10. The method according to claim 1, further comprising:

selecting, using the processor device, a plurality of trained AI models for a predetermined task, wherein each trained AI model generates a result based on the predetermined task;

providing, using the processor device, each synthesized MR image to each trained AI model to generate the result for each synthesized MR image; and

comparing, using the processor device, for each synthesized MR image, the result generated by each trained AI model.

11. A system for synthesizing magnetic resonance (MR) images with a plurality of contrasts, the system comprising:

a memory that stores one or more computer readable media that includes instructions; and

one or more processor devices configured to execute the instructions of the computer readable media to:

generate a contrast dictionary using a physics-based signal model;

retrieve a plurality of quantitative tissue maps for an anatomy of interest for one or more subjects;

synthesize a plurality of MR images with a plurality of contrasts using the plurality of quantitative tissue maps and the contrast dictionary; and

store the plurality of synthesized MR images in a data storage.

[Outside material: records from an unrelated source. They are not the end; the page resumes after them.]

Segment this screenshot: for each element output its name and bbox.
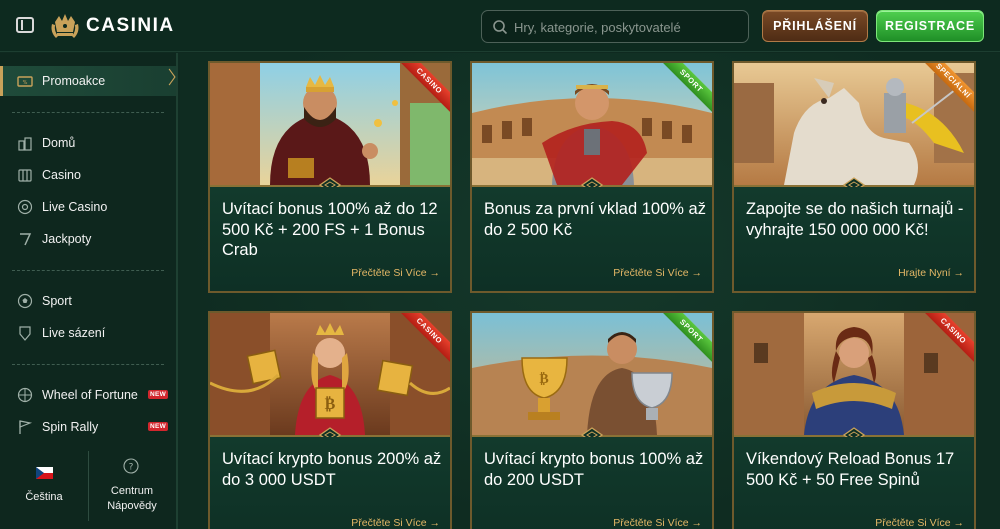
- live-casino-icon: [17, 199, 33, 215]
- promo-title: Uvítací bonus 100% až do 12 500 Kč + 200…: [222, 200, 438, 259]
- sidebar-item-spin-rally[interactable]: Spin Rally NEW: [0, 412, 176, 442]
- read-more-link[interactable]: Přečtěte Si Více →: [351, 267, 440, 279]
- search-box[interactable]: [481, 10, 749, 43]
- login-button[interactable]: PŘIHLÁŠENÍ: [762, 10, 868, 42]
- sidebar-item-casino[interactable]: Casino: [0, 160, 176, 190]
- card-body: Uvítací krypto bonus 200% až do 3 000 US…: [210, 437, 450, 529]
- play-now-link[interactable]: Hrajte Nyní →: [898, 267, 964, 279]
- help-icon: ?: [123, 458, 139, 474]
- category-ribbon: SPORT: [658, 313, 712, 367]
- read-more-link[interactable]: Přečtěte Si Více →: [875, 517, 964, 529]
- ribbon-label: SPORT: [658, 63, 712, 117]
- sidebar-item-live-casino[interactable]: Live Casino: [0, 192, 176, 222]
- category-ribbon: CASINO: [396, 63, 450, 117]
- help-label-line2: Nápovědy: [107, 500, 157, 512]
- sidebar-item-live-betting[interactable]: Live sázení: [0, 318, 176, 348]
- promo-card[interactable]: SPECIÁLNÍ Zapojte se do našich turnajů -…: [732, 61, 976, 293]
- sidebar-item-sport[interactable]: Sport: [0, 286, 176, 316]
- sidebar-item-promotions[interactable]: % Promoakce: [0, 66, 176, 96]
- promo-card[interactable]: ₿ SPORT Uvítací krypto bonus 100% až do …: [470, 311, 714, 529]
- category-ribbon: SPECIÁLNÍ: [920, 63, 974, 117]
- sidebar-item-label: Jackpoty: [42, 232, 92, 246]
- ribbon-label: CASINO: [396, 63, 450, 117]
- sidebar-item-label: Promoakce: [42, 74, 106, 88]
- chevron-right-icon: [168, 68, 176, 86]
- promo-card[interactable]: CASINO Uvítací bonus 100% až do 12 500 K…: [208, 61, 452, 293]
- read-more-link[interactable]: Přečtěte Si Více →: [613, 267, 702, 279]
- sidebar: % Promoakce Domů Casino Live Casino Jack…: [0, 53, 178, 529]
- register-button[interactable]: REGISTRACE: [876, 10, 984, 42]
- svg-text:%: %: [23, 80, 28, 86]
- language-selector[interactable]: Čeština: [0, 449, 88, 529]
- promotions-grid: CASINO Uvítací bonus 100% až do 12 500 K…: [180, 53, 1000, 529]
- sidebar-item-wheel-of-fortune[interactable]: Wheel of Fortune NEW: [0, 380, 176, 410]
- promo-title: Uvítací krypto bonus 100% až do 200 USDT: [484, 450, 704, 489]
- sport-icon: [17, 293, 33, 309]
- flag-icon: [19, 420, 33, 434]
- sidebar-item-label: Live Casino: [42, 200, 108, 214]
- casino-icon: [18, 169, 32, 182]
- brand-name[interactable]: CASINIA: [86, 15, 175, 37]
- sidebar-item-label: Sport: [42, 294, 72, 308]
- search-icon: [493, 20, 508, 35]
- crown-logo-icon[interactable]: [50, 10, 80, 42]
- sidebar-item-label: Domů: [42, 136, 76, 150]
- sidebar-item-home[interactable]: Domů: [0, 128, 176, 158]
- ribbon-label: CASINO: [920, 313, 974, 367]
- category-ribbon: CASINO: [920, 313, 974, 367]
- ribbon-label: CASINO: [396, 313, 450, 367]
- category-ribbon: CASINO: [396, 313, 450, 367]
- jackpot-icon: [20, 233, 32, 246]
- sidebar-divider: [12, 270, 164, 271]
- language-label: Čeština: [25, 491, 63, 503]
- ribbon-label: SPECIÁLNÍ: [920, 63, 974, 117]
- sidebar-divider: [12, 364, 164, 365]
- ribbon-label: SPORT: [658, 313, 712, 367]
- promo-title: Uvítací krypto bonus 200% až do 3 000 US…: [222, 450, 442, 489]
- promo-card[interactable]: SPORT Bonus za první vklad 100% až do 2 …: [470, 61, 714, 293]
- card-body: Bonus za první vklad 100% až do 2 500 Kč…: [472, 187, 712, 291]
- promo-card[interactable]: ₿ CASINO Uvítací krypto bonus 200% až do…: [208, 311, 452, 529]
- search-input[interactable]: [514, 17, 742, 37]
- svg-text:?: ?: [129, 463, 134, 473]
- sidebar-footer: Čeština ? Centrum Nápovědy: [0, 449, 176, 529]
- sidebar-item-label: Spin Rally: [42, 420, 99, 434]
- sidebar-item-label: Live sázení: [42, 326, 106, 340]
- sidebar-item-label: Wheel of Fortune: [42, 388, 138, 402]
- home-icon: [18, 137, 32, 151]
- promo-icon: %: [17, 76, 33, 87]
- live-betting-icon: [19, 326, 31, 341]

12. The system according to claim 11, wherein the one or more processor devices configured to execute the instructions of the computer readable media to perform image augmentation on one or more of the plurality of synthesized MR images.

13. The system according to claim 11, wherein the physics-based signal model is one or more of the Bloch equations or the Bloch-Torrey equations.

14. The system according to claim 11, wherein the contrast dictionary includes simulated signals having a plurality of different contrast values generated using different combinations of tissue properties and scan parameters.

15. The system according to claim 11, wherein each of the plurality of synthesized MR images includes simulated signals from the contrast dictionary corresponding to the same scan parameters.

16. The system according to claim 11, wherein the one or more processor devices configured to execute the instructions of the computer readable media to:

train an artificial intelligence (AI) model for a predetermined task using the plurality of synthesized MR images as training images; and

store the trained AI model in data storage.

17. The system according to claim 16, wherein the one or more processor devices configured to execute the instructions of the computer readable media to:

select a subset of the plurality of synthesized MR images as the training images; and

perform labeling on one or more of the synthesized MR images in the subset of the plurality of synthesized MR images.

18. The system according to claim 16, wherein the predetermined task includes one or segmentation, harmonization, image registration, image enhancement, atlas generation, characterization, or disease detection.

19. The system according to claim 11, wherein the plurality of quantitative tissue maps for the anatomy of interest are for a single subject, and wherein the one or more processor devices configured to execute the instructions of the computer readable media to:

provide each synthesized MR image to a trained segmentation AI model to generate a segmentation for each synthesized MR image;

determine a set of segmentation labels based on the segmentation generated by the segmentation AI model for each synthesized MR image; and

generate a consensus segmentation for the anatomy of interest of the subject based on the set of segmentations labels.

20. The system according to claim 11, wherein the one or more processor devices configured to execute the instructions of the computer readable media to:

select a plurality of trained AI models for a predetermined task, wherein each trained AI model generates a result based on the predetermined task;

provide each synthesized MR image to each trained AI model to generate the result for each synthesized MR image; and

compare for each synthesized MR image, the result generated by each trained AI model.